Spirit of 2012 funding enables research into volunteering and its inclusivity

Categories: School of Health and Society

Spirit of 2012, the London 2012 legacy funder has today awarded a grant of £29,858 to carry out new research into the background, nature and experiences of disabled people who volunteer. A team of four researchers, coordinated by Kim Donahue Associates, will undertake the project, with the quantitative analysis undertaken by Dr Daiga Kamerāde from the University of Salford.


The team will work in collaboration with HEAR, a pan-equality network of voluntary/community sector organisations. Using data from Understanding Society, the UK Household Longitudinal Study, the research will be used to profile disabled and non-disabled volunteers and understand how patterns of volunteering have changed during the pandemic. The team will also undertake six in-depth case studies with organisations that currently work with volunteers.

This inclusive volunteering programme is practised-based research, believed to be the first of its kind, into the background and experiences of disabled volunteers, with results expected to be published by April 2022.

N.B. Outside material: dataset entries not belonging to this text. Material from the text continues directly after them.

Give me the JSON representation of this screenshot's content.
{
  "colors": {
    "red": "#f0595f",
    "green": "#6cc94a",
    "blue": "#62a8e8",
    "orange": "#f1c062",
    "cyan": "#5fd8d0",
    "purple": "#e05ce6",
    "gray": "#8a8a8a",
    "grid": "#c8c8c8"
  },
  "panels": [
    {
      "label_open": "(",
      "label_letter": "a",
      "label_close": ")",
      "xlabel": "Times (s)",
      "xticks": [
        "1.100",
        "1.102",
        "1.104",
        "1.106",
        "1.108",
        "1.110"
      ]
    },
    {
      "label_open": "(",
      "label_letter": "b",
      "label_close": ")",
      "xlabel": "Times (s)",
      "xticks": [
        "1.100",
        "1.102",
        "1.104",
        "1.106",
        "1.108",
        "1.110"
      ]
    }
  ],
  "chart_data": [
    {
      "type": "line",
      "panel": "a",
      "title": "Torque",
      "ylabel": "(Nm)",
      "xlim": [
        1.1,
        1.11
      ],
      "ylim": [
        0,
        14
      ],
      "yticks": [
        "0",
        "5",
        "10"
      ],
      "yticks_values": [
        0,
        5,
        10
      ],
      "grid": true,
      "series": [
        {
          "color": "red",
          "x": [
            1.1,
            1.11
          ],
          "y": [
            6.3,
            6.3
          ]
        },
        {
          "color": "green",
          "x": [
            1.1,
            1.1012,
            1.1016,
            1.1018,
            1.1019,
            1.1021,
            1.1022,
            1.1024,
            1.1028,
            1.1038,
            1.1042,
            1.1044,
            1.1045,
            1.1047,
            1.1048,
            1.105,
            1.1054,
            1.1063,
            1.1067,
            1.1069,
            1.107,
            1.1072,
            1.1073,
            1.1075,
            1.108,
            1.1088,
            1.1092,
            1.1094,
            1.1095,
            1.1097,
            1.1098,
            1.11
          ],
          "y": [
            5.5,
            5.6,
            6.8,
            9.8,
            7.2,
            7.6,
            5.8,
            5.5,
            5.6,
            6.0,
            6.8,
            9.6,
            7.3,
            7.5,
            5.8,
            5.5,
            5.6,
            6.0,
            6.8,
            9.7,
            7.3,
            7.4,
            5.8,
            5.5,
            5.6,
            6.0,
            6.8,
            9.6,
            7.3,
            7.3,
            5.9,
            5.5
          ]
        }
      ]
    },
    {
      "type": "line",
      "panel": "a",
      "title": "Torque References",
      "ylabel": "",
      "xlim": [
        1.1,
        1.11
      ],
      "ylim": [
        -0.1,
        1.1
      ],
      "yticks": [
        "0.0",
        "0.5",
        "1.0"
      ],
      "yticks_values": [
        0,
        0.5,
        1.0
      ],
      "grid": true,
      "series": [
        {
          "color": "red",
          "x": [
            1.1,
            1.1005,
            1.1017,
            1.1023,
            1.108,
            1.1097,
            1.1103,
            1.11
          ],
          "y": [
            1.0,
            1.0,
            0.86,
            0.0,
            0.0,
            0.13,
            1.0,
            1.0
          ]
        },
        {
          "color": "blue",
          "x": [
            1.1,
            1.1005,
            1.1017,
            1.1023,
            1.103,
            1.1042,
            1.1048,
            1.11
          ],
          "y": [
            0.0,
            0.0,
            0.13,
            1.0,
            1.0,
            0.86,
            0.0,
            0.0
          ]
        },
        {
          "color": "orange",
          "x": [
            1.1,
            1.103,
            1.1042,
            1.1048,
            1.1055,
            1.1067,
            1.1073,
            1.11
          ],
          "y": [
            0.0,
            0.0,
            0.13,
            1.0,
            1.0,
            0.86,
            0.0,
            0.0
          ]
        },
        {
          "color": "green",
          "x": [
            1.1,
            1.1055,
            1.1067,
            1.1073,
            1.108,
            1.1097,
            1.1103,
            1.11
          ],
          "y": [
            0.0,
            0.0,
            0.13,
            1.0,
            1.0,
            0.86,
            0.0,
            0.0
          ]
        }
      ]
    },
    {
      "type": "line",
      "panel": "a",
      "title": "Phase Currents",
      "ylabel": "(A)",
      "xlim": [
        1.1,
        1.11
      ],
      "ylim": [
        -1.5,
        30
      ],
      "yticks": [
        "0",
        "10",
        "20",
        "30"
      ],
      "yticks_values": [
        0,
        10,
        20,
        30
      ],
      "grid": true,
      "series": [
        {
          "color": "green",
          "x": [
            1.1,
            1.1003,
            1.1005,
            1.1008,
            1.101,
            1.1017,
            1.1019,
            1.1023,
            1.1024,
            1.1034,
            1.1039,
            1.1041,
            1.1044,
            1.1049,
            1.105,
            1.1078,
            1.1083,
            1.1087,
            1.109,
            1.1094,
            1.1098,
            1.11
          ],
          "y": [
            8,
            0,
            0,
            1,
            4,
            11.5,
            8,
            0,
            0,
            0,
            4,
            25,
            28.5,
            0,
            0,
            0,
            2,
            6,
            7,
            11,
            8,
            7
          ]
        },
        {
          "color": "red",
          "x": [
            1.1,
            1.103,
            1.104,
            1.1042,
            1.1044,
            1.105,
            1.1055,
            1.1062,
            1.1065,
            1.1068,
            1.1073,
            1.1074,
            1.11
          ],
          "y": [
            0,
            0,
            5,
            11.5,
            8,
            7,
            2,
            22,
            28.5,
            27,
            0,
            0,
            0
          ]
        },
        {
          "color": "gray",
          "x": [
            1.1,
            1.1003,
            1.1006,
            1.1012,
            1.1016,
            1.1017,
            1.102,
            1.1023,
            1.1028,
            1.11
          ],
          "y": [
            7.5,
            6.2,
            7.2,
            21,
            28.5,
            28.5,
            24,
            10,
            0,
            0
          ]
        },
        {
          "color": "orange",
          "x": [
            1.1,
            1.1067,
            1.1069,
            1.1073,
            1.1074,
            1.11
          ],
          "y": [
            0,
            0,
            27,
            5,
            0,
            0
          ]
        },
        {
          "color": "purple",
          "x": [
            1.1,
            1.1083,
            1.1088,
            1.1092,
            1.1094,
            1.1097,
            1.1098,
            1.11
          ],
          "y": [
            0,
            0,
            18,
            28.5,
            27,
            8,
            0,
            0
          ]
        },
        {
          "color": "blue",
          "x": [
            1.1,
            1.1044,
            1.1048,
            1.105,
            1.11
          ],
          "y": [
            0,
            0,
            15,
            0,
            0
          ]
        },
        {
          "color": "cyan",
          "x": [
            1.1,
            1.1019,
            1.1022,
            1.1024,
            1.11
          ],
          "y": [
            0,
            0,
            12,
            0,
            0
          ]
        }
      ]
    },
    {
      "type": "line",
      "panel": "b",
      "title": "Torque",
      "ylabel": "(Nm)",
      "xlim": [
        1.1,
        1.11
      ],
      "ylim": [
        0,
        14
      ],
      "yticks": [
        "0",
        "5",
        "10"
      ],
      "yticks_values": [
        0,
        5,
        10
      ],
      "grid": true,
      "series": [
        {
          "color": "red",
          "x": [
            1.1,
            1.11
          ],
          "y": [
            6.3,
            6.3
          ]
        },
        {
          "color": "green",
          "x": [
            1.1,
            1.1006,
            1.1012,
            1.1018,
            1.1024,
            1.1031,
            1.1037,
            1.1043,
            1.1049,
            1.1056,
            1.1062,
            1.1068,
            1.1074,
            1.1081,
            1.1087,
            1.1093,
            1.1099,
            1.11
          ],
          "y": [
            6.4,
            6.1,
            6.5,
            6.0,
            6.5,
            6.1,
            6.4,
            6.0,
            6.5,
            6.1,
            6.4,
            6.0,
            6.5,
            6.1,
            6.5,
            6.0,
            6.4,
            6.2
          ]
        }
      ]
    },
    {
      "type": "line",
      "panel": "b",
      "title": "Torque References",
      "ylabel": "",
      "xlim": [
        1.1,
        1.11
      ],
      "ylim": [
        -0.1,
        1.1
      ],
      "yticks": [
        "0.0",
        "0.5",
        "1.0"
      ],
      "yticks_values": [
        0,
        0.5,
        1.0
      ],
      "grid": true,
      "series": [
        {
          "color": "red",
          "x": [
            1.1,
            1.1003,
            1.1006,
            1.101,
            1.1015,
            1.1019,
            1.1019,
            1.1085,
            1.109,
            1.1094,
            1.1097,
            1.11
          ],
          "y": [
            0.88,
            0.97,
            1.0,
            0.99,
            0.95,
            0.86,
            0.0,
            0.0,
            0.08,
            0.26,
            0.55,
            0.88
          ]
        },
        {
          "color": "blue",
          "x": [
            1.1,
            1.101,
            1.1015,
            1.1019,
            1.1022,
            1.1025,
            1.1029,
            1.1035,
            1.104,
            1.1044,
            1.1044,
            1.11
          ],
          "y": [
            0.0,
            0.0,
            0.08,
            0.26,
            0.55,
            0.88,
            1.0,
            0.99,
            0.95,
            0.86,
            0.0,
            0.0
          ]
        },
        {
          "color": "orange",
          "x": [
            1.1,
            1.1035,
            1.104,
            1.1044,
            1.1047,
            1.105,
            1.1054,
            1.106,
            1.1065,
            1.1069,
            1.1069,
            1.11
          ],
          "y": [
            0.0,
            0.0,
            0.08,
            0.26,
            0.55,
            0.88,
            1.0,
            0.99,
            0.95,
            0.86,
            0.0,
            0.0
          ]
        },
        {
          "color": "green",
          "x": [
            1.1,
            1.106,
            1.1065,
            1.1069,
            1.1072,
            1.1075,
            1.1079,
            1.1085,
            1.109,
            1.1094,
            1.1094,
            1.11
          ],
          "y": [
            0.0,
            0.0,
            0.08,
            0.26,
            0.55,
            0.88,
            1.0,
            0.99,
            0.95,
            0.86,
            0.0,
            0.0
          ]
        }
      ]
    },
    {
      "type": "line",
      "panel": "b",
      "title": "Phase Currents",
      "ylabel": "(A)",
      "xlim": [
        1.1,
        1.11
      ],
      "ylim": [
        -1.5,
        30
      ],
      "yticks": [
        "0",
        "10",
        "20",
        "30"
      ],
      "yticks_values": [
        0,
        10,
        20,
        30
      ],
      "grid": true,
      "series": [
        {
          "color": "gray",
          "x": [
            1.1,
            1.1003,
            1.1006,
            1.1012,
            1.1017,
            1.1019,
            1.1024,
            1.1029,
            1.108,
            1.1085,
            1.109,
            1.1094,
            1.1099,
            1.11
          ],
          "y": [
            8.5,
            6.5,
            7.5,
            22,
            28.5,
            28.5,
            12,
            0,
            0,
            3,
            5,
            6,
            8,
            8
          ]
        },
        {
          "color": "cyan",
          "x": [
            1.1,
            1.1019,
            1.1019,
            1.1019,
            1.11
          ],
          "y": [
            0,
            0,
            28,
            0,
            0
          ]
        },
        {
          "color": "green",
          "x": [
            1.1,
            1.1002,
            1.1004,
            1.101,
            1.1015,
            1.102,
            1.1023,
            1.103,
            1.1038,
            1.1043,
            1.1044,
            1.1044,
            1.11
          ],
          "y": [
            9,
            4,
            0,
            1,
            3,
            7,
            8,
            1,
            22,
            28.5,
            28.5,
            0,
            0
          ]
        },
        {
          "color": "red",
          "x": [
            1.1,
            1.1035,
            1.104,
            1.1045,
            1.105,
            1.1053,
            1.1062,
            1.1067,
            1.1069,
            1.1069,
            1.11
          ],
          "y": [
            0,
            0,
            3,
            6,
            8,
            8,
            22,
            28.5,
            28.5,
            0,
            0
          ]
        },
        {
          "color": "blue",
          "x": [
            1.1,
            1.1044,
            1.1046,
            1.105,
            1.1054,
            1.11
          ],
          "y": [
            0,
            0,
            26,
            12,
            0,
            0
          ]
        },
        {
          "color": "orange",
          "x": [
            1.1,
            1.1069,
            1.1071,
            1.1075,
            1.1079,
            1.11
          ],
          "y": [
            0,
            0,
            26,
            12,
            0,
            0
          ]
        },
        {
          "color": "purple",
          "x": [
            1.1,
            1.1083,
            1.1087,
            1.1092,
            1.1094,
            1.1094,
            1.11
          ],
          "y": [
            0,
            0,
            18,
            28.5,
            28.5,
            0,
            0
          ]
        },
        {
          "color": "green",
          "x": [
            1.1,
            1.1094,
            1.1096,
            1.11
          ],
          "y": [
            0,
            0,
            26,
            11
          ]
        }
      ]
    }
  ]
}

Véronique Jochum, Social Research Consultant, said: “Volunteering and disability is still an area that is under-researched. We are excited about addressing some of the evidence gaps and add new insights to help organisations develop opportunities that bring together disabled and non-disabled volunteers.

Dr Daiga Kamerāde, a Reader in Work and Wellbeing at University of Salford, said: “Ours will be the first project of its kind to produce detailed statistics on different types of disability and how they combine with a person’s gender, age, ethnicity and other characteristics to create their unique experiences of volunteering.”

Ruth Hollis, CEO of Spirit of 2012, said: “When done well, volunteering is hands-down a good thing; the pandemic has pulled that into focus in a way that we haven’t seen before. There are benefits for the organisation, the end user and a positive impact on the wellbeing of the volunteer.

“And when disabled and non-disabled people volunteer together, there are huge advantages, not least in tackling prejudice around disability. We’re delighted to take the lead in funding this important work which has a very singular rationale – to make volunteering, whatever its context, more inclusive.”

The insights from the research will help organisations that have volunteer programmes, or are considering working with volunteers, to develop inclusive volunteering practices that are open to both disabled and non-disabled people on equal terms.